Silence complet de la Banque du Canada sur les paradis fiscaux
Son patron estime que cette question est « pour quelqu’un d’autre »
En pleine crise des Paradise Papers, le numéro 1 de la Banque du Canada Stephen Poloz refuse de se prononcer sur les Canadiens qui ont recours aux paradis fiscaux pour éviter de payer de l’impôt, a-t-il dit hier.
« C’est une question loin de notre mandat et de notre expertise. C’est une question pour quelqu’un d’autre, mais pas pour nous », a répondu du tac au tac au Journal le gouverneur de la Banque du Canada, visiblement agacé par la question.
Alors que l’entourage même du premier ministre Justin Trudeau est montré du doigt pour des stratagèmes touchant des paradis fiscaux, le grand patron de la Banque du Canada, Stephen Poloz, ne voit pas l’intérêt de commenter ce dossier brûlant d’actualité.
« Je ne veux pas vous donner une opinion personnelle », a-t-il insisté, en marge d’une conférence du Conseil des relations internationales de Montréal.
Le rôle principal de la Banque du Canada est pourtant de « favoriser la prospérité économique et financière du Canada ». L’une de ses quatre responsabilités est de « promouvoir la fiabilité, la solidité et l’efficience des systèmes financiers au Canada et à l’échelle internationale ».
UNE SURPRISE
Pour Marwah Rizqy, professeure de fiscalité de l’université de Sherbrooke, spécialiste de la question des paradis fiscaux, la réaction du gouverneur de la Banque du Canada est incompréhensible.
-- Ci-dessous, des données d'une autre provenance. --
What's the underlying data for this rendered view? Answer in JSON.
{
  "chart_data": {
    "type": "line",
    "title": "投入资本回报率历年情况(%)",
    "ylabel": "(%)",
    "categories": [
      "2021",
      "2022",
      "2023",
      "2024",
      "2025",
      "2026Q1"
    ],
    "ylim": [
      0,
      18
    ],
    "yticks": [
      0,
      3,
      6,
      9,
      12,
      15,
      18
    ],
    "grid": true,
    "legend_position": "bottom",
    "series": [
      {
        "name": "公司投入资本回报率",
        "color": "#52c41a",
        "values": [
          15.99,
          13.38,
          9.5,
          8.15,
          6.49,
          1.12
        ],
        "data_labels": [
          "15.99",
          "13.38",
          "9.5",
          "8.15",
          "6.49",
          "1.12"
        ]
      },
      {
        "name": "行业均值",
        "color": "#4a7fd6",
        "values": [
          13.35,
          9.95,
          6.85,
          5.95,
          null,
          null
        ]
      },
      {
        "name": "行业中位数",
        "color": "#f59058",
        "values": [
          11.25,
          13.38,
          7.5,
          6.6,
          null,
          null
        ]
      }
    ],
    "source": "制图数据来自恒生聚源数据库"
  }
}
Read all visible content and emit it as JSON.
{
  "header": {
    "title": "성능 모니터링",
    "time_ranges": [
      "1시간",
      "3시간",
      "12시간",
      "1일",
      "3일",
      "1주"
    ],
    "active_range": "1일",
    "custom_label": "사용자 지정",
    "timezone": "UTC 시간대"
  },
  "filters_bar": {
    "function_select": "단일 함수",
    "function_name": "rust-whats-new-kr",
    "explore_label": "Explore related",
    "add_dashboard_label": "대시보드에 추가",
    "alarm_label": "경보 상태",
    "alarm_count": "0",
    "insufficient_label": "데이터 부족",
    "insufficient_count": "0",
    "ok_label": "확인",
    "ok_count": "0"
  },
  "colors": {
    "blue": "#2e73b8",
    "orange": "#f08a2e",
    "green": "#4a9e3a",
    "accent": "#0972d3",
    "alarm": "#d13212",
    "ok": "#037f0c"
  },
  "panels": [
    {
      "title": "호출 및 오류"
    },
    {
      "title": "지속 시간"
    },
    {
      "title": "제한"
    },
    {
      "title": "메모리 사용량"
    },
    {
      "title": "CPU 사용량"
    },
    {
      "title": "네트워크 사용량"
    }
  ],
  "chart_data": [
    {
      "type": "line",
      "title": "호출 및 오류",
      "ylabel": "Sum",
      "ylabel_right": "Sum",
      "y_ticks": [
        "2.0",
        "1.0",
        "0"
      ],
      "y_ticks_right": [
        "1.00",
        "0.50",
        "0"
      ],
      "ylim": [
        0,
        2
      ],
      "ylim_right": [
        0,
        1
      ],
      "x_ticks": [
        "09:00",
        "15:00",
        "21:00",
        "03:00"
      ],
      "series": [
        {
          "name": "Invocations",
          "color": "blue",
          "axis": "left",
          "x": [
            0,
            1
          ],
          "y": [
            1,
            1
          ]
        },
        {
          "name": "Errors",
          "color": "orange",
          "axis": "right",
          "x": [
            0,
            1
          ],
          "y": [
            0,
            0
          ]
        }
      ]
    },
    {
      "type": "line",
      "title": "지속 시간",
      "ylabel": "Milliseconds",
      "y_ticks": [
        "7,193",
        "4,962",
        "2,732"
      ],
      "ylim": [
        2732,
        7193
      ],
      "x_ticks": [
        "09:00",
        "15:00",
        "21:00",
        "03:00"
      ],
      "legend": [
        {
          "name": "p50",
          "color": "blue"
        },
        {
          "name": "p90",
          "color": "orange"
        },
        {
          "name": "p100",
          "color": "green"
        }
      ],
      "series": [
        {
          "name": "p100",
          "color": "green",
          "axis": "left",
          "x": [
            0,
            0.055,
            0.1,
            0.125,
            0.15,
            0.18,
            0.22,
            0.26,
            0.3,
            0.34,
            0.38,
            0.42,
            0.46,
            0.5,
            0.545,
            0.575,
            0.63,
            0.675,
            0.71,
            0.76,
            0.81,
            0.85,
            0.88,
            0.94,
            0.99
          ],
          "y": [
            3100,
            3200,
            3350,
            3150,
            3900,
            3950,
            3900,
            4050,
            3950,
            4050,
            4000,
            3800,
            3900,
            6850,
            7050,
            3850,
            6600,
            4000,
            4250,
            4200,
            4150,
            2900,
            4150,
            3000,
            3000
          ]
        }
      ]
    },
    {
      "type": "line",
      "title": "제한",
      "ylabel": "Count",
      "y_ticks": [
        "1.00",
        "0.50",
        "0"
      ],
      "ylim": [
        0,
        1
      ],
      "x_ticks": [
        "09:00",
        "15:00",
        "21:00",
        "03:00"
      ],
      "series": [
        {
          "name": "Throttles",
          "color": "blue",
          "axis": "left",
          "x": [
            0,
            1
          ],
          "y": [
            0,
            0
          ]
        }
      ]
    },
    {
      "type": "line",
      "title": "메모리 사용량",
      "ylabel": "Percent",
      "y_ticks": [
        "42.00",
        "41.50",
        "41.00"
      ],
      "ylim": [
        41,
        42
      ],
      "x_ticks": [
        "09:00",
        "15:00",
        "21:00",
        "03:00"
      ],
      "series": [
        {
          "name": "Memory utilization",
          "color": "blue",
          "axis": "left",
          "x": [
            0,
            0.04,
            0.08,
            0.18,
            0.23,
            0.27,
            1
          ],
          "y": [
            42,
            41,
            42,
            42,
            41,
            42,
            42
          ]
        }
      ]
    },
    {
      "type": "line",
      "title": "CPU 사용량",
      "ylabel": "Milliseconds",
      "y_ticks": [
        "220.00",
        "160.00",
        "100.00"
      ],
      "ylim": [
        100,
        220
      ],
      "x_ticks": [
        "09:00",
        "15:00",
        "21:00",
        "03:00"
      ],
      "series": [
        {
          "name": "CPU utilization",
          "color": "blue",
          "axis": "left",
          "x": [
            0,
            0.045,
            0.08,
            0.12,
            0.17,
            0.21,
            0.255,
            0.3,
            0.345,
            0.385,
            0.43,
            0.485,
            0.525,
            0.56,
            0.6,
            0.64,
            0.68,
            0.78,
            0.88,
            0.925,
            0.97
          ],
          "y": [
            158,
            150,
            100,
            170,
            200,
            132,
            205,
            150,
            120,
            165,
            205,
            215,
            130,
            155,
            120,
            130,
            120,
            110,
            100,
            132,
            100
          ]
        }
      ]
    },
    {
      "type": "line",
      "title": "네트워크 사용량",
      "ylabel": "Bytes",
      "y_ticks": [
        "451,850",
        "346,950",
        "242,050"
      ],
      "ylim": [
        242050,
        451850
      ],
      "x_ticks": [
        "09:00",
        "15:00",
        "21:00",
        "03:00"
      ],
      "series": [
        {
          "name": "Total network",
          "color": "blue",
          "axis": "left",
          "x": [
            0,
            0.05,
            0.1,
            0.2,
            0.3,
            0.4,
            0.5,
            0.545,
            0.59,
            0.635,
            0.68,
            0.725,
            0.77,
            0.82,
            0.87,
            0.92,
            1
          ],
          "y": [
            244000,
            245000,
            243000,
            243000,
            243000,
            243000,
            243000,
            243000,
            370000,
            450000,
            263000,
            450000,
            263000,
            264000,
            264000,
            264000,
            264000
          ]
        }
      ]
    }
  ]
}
« Je suis surprise. M. Poloz, comme toutes les personnes importantes au pays, devrait se poser plus de questions sur les paradis fiscaux. La Banque du Canada a intérêt à bien mieux saisir l’ampleur de l’argent qui quitte le pays… », a-t-elle affirmé.
BONNE POLITIQUE
Dans son allocution prononcée devant près de 1000 personnes au Palais des congrès, à Montréal, hier, M. Poloz a par ailleurs noté que la numérisation de l’économie jouait un certain rôle sur l’inflation. Selon lui, celle-ci a des répercussions sur la concurrence et la structure du marché.
« Pensons aux bouleversements engendrés par l’avènement d’entreprises comme Uber et Airbnb. Sans compter l’incidence du commerce électronique – ce qu’on appelle “l’effet Amazon” – qui se fait sûrement sentir sur le mode de fixation des prix », a-t-il laissé tomber.
M. Poloz a toutefois affirmé que l’effet Amazon ne lui semblait pas aussi grand que l’avènement des magasins à grande surface il y a 20 ans. Selon lui, ces nouvelles tendances ne sont pas encore assez importantes pour revoir le processus d’inflation répondant à la politique monétaire.
Le gouverneur de la Banque du Canada a enfin rappelé que le ciblage de l’inflation a bien fonctionné pendant plus de 25 ans.